The heart and the honeysuckle, revisited
Walking around Cheltenham this afternoon I was reminded that I was going to post an example of the town’s iron balconies – specifically one using the ‘heart and honeysuckle’ motif I also spotted a while back in London. These iron balcony fronts, produced by the Carron ironworks in Glasgow, seem to have become very popular in Cheltenham because they were stocked by a local builder and because they seemed to exemplify the classical sophistication that Cheltenham’s developers wanted. This was a place, after all, that was marketing itself, with some success, as a country spa and resort for the upper and middle classes who wanted a break from London.
The trouble is, there’s a tendency to paint this ironwork either black (which blends with the window glass) or white (which blends with the stuccoed walls), which makes clear photography difficult.
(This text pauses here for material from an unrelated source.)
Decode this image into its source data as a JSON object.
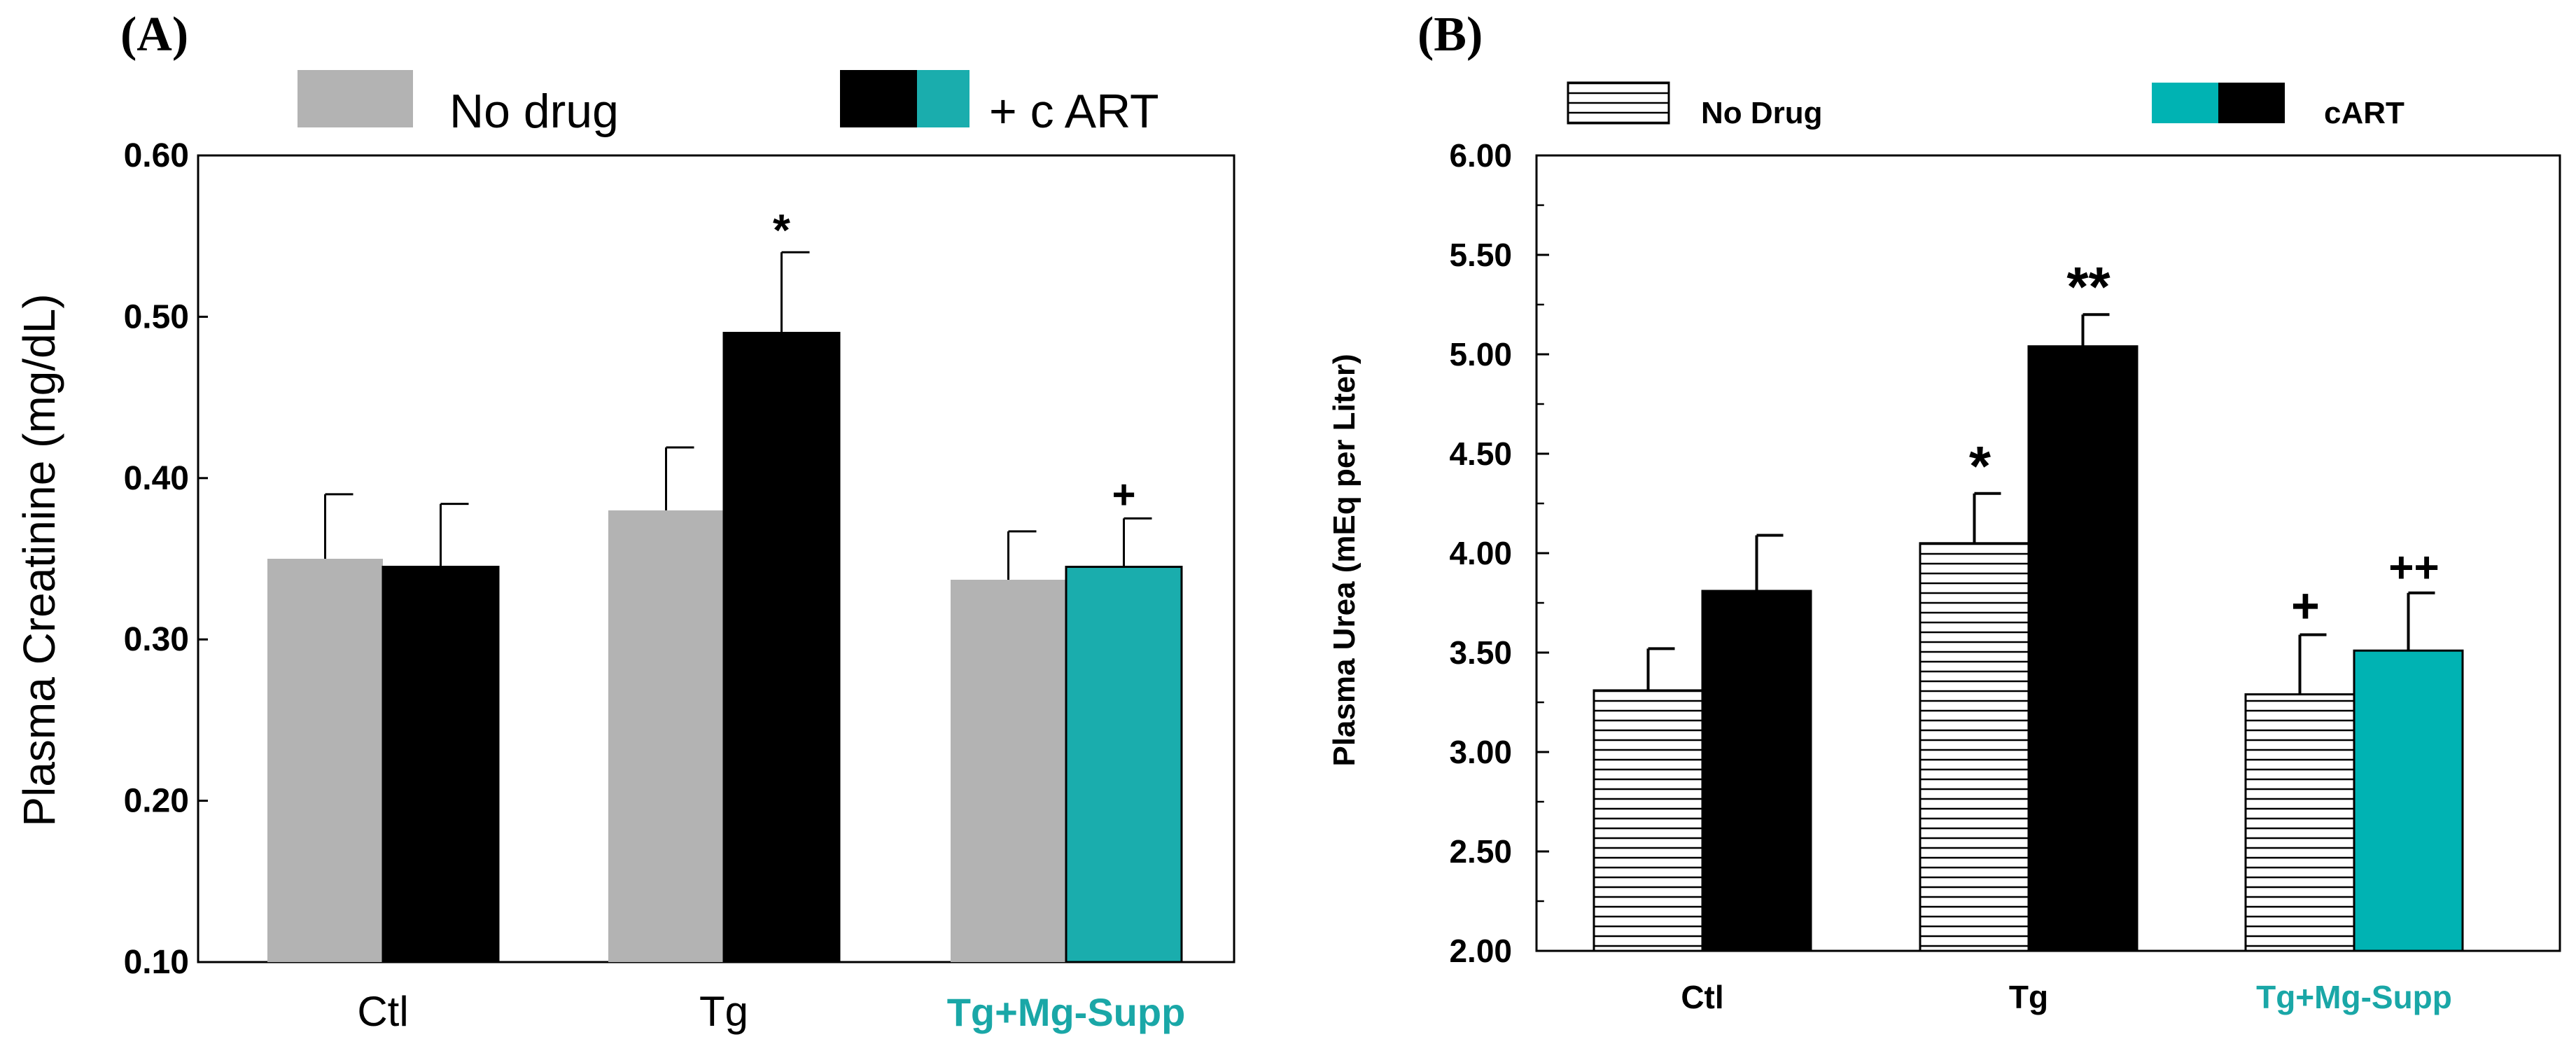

I see now that I must get up early and go around with my camera while the white shutters are still closed, then the black ironwork at least will be clearly visible. Here’s one house with some closed shutters, together with a clearer detail below.
Classical sophistication? That’s because the honeysuckle (aka anthemion) was much used as an ornamental pattern in ancient Greek architecture. In Cheltenham, instead of running round cornices, it’s most common in the ironwork, inside the heart, as you can see here: it looks like a fan of sylized petals. The balconies themselves cantilever out from the walls in such a way as to make it unlikely they’d take a lot of weight. They’re there mainly to make it safe to open the glorious floor-to-ceiling windows, and to accommodate plants. Real honeysuckle to complement the iron version? Perhaps that’s unlikely. But something green and flowering, at least.